Paul LePage has been elected to a second term as Maine’s governor, an improbable outcome for the combative chief executive who has at various times battled with Democrats, other Republicans, interest groups and the media since bursting onto the state’s political scene four years ago.

The governor has been a polarizing force, attracting fierce loyalty and equally fierce opposition. The Democrats ran a strong candidate against him in Rep. Mike Michaud, outspent him and fought hard to the end, but LePage pulled out an impressive win.

In the end, what had been seen as his vulnerability turned out to be his greatest strength. His blunt, emotional, angry public demeanor spoke to Mainers who were also angry about the state’s slow economy. People appreciate his personal struggle over poverty and approve of his tough love approach to others in the same boat. Mainers always know where the governor stands, and many trust him,

To his opponents, the first LePage victory seemed like an accident because he snuck into office with a plurality in a multi-candidate race. Winning a second time should change the way his critics view him – no one can say he snuck up on them this time.

Our perception of LePage is not the only thing that’s changed. Maine no longer looks like the politically moderate state we have long believed it to be, led by a broad swath of centrist Democrats, Republicans and independents who represent a governing consensus capable of working together and solving problems.

We are instead a closely divided state with unresolved conflicts on most of our crushing problems, which include paying for education and health care, creating economic opportunity and taking care of those in need.


Every issue seems to be a close one. And from marriage equality to bear baiting, we have seen opinions break down predictably along regional lines, with southern and coastal Maine going one way and central and northern Maine the other.

And this most expensive gubernatorial campaign in history has also been one of the most negative, with groups supporting the Democratic and Republican candidates smothering the airwaves with vicious attacks. This was a contest of personalities, not a contest of ideas. Because of the outcome of this race, a lot of Mainers are personally disappointed and there is bound to be bitterness. There is a cost to running campaigns this way.

After all the votes are counted, the governor will have work with a Legislature that is polarized and set up for conflict.

This is not just a problem of partisanship. Competition between parties over matters of substance is how democracy works. But it is about a struggle for power, in which money and campaign tactics make the business of governing less important than the game of getting elected. And we all play a role in it.

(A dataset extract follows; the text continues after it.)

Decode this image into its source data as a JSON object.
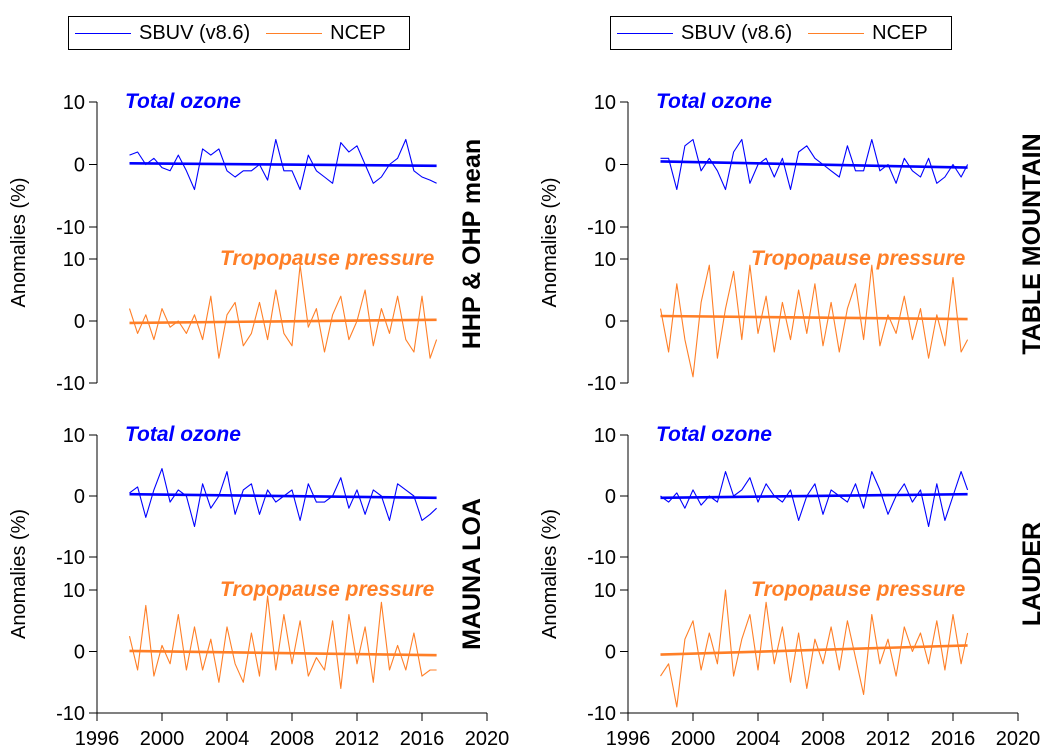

Mainers have put themselves in ideological silos, interacting only with those with whom they agree. A poll by the Pew Research Center in June found that more than a quarter of Democrats see the Republican Party itself as a threat to the nation’s well-being. The response was even stronger on the Republican side, with 36 percent of respondents saying that the Democratic Party is a national threat. How can anyone be expected to come to terms with a rival whose very existence is threatening to the country as a whole?

Attitudes like these fuel the growth of the number of unenrolled voters, but they are not an ideologically coherent group. In Maine, independent voters run the gamut from the most liberal to libertarian, and they are just as polarized as the partisans.

Bringing these interests together will be the leadership challenge of the next four years, but it can’t be a job for leadership alone.

The challenge for us all is to listen to each other. It’s not a matter of compromising on core principles, but finding the areas on which we can agree and building on them.

Maine has problems. Its economy is slow-growing, its population is aging and the cost of living is high. But a toxic political environment won’t make any of that any easier. The sooner Mainers can put this election behind them and get to work, the better for our state.